La compréhension du déclenchement
Cette « horloge » imposée pour déclencher n’est pas toujours bien comprise, « je me sens comme si j’avais l’horloge de quelqu’un d’autre » déclare une patiente ou au contraire, pour d’autre « le temps c’est écoulé » et il est temps d’accoucher. A l’annonce d’un déclenchement, des femmes ont contesté et ont cherché des mesure pro-actives : « je ne suis pas malade », « Je n’aime pas l’idée qu’une intervention interfère avec l'accouchement. Cela me fait peur d’être touchée ou sondée… »
Comment le déclenchement influence l’expérience des femmes ?
Les expériences des femmes liées au déclenchement ont été influencées par divers facteurs entre autres la relation avec les sages-femmes et les médecins, leur implication et leur choix dans prise de décision lors de l'initiation du déclenchement.

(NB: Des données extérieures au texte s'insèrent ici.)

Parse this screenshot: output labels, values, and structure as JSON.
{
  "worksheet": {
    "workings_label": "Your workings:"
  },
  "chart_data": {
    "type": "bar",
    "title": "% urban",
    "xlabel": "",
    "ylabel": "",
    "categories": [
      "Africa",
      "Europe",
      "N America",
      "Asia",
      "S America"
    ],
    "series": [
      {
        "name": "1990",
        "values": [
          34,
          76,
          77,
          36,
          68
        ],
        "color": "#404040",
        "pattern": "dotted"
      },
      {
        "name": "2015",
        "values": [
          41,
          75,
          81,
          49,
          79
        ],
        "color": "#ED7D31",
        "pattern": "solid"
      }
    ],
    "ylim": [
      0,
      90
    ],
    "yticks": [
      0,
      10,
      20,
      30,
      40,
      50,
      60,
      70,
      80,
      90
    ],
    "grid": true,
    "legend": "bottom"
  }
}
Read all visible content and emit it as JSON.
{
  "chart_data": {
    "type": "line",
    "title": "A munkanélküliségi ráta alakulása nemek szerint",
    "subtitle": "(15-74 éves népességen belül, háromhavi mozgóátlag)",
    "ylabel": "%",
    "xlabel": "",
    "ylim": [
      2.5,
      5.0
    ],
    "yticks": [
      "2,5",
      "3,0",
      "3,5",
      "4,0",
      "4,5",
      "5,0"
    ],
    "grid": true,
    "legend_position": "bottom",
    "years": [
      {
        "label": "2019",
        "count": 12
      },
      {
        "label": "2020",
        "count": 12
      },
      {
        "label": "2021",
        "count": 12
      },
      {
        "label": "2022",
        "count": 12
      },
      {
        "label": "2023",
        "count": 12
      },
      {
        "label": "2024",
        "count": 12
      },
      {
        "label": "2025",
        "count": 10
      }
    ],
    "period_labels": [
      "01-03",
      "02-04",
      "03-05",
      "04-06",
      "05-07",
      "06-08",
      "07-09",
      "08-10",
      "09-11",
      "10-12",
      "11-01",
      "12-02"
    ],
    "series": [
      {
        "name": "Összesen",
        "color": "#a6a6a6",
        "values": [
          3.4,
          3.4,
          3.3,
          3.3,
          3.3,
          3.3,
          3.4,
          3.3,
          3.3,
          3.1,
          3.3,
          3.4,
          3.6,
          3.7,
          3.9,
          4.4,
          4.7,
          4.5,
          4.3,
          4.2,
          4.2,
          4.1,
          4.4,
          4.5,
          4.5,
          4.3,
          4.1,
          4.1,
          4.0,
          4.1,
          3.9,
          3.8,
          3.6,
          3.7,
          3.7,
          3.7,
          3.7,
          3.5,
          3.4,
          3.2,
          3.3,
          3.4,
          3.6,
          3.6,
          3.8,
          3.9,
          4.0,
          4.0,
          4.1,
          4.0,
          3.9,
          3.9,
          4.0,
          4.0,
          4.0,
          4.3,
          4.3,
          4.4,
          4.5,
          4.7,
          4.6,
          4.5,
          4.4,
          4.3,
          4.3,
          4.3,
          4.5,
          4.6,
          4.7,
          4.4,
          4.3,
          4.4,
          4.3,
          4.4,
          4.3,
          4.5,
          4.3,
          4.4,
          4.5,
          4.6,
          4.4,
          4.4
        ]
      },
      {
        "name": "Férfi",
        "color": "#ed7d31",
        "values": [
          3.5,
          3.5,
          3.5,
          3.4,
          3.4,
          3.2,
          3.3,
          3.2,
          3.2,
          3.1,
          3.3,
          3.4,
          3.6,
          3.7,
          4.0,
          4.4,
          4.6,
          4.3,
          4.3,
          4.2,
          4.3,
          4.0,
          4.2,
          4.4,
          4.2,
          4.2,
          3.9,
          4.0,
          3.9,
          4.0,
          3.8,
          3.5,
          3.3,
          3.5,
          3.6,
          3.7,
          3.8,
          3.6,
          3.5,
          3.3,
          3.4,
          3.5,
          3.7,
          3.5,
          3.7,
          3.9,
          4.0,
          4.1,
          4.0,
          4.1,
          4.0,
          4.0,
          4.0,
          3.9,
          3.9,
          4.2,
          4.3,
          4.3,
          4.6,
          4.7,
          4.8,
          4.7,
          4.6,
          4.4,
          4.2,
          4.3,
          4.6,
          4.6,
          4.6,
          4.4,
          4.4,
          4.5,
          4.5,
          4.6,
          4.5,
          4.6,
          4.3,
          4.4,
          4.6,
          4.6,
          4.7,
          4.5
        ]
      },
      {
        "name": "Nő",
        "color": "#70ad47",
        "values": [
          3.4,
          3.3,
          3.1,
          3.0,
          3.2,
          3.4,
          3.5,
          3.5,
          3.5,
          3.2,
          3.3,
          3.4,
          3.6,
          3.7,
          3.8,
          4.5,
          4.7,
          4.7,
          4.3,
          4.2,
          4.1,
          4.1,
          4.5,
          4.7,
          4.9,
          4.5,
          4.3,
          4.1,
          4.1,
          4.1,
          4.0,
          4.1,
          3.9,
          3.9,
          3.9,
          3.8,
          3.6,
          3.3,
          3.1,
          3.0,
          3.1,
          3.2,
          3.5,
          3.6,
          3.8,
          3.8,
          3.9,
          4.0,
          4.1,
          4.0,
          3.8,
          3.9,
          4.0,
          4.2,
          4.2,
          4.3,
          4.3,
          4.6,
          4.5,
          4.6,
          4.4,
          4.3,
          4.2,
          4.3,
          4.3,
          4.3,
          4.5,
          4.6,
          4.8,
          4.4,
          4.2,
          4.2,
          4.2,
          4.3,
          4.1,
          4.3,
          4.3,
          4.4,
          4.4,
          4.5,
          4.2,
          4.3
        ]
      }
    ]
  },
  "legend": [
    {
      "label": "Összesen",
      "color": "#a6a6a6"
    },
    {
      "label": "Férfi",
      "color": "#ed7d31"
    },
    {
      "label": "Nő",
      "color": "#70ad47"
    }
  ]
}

Des femmes ont estimé qu'elles n'avaient pas beaucoup de choix dans le processus, « je ne pense toujours pas que nous avions vraiment le choix, cela devait arriver. » D’autres avec de bonnes expériences avec leurs professionnels de la santé déclaraient une vision positive de l'expérience. Une étude indique que les événements qui se sont déroulés pendant le déclenchement pouvaient impacter la santé des femmes et la relation avec leur bébé. Il y a aussi celles qui s’étaient préparées à une mise en travail spontané : « Je me suis préparée émotionnellement à cela, alors il était très difficile de me rendre compte que le temps était écoulé. Je serais déclenchée. Cela signifiait un changement dans mes attentes. »
Entre protocole et conduite à tenir individualisée
Cette analyse met un point d’honneur sur la spécificité des soins centrés sur la femme. Prendre en charge une patiente c’est l’informer pour favoriser sa participation et améliorer sa prise de décision, sans diminuer ses capacités. Ainsi lui permettre de faire un choix éclairé c’est lui donner les connaissances nécessaires en lien avec les données de la science mais en tenant compte également de la situation obstétricale et individuelle. Il ne s’agit pas juste de cocher une case dans un dossier médical pour certifier que l’information a été donnée, la qualité relationnel avec le soignant dans ce temps de discussion est essentielle et jouera positivement dans le vécu de l’accouchement.
Référence :
Woman-centered care: Women's experiences and perceptions of induction of labor for uncomplicated post-term pregnancy: A systematic review of qualitative evidence. Midwifery 2018 ; 67 : e46-56. Akuamoah- Boateng J, Spencer R.